The problem is flipping the classroom might actually be good for some teachers. It can create a conversation and have the teacher re-evaluate what they do in the classroom, and put real thought into how students learn and if the teacher’s current methods are working. With that said, for most teachers, flipping the classroom is way too low. Teachers can do so much more to create confidence in students, help students to discover their unique abilities and explore topics that students are interested in. For many teachers, going to a flipped classroom from what they already do would be taking a step backward. Many teachers do chemistry labs, go outside to collect data or even photograph a solar eclipse using a weather balloon so that the images are cloud free. To now have students view a video for homework and have them do traditional homework in class would be going from active to compliant learning.

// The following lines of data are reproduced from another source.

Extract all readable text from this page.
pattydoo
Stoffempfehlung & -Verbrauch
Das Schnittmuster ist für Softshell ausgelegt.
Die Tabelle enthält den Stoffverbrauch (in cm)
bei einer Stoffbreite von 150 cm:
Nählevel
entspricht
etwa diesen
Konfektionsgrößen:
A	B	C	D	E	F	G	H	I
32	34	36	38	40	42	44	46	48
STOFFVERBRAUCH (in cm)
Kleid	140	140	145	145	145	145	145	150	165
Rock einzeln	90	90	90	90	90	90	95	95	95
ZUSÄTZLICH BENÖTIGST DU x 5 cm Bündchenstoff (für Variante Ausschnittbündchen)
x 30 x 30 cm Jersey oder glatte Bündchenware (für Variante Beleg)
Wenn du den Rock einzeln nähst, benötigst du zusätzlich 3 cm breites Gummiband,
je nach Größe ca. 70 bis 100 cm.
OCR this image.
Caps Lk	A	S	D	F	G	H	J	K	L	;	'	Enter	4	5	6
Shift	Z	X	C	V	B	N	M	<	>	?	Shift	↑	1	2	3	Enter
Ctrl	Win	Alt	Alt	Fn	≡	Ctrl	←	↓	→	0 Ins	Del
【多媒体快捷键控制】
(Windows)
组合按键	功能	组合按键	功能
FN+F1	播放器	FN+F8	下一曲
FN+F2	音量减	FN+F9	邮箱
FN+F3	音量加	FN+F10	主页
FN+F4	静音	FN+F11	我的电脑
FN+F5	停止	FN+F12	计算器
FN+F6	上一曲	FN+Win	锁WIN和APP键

I just spoke with a fourth grade teacher today who collaborated with the schools new media specialists to create what was called a living wax museum. Basically, the media specialist taught kids how to research, write a script, become a character and speak in public. Students had a button on their hands and when the button was pushed they became that character explaining the importance their character had on the world. Some of the living wax museum characters were Amelia Earhart, Eleanor Roosevelt and Martin Luther King. This project was so popular it was later opened to the public and “performed” at the local library. Does this kind of rich learning happen in a flipped classroom? I would argue that it does not.

The flipped classroom takes an already broken, didactic, teacher-lead style and changes the order of a flawed style. We are great at rearranging this flawed teaching method. No matter what we call it we continue to control knowledge as if we were still in the industrial age. It is time we shift from teacher-centered instruction to student-centered learning.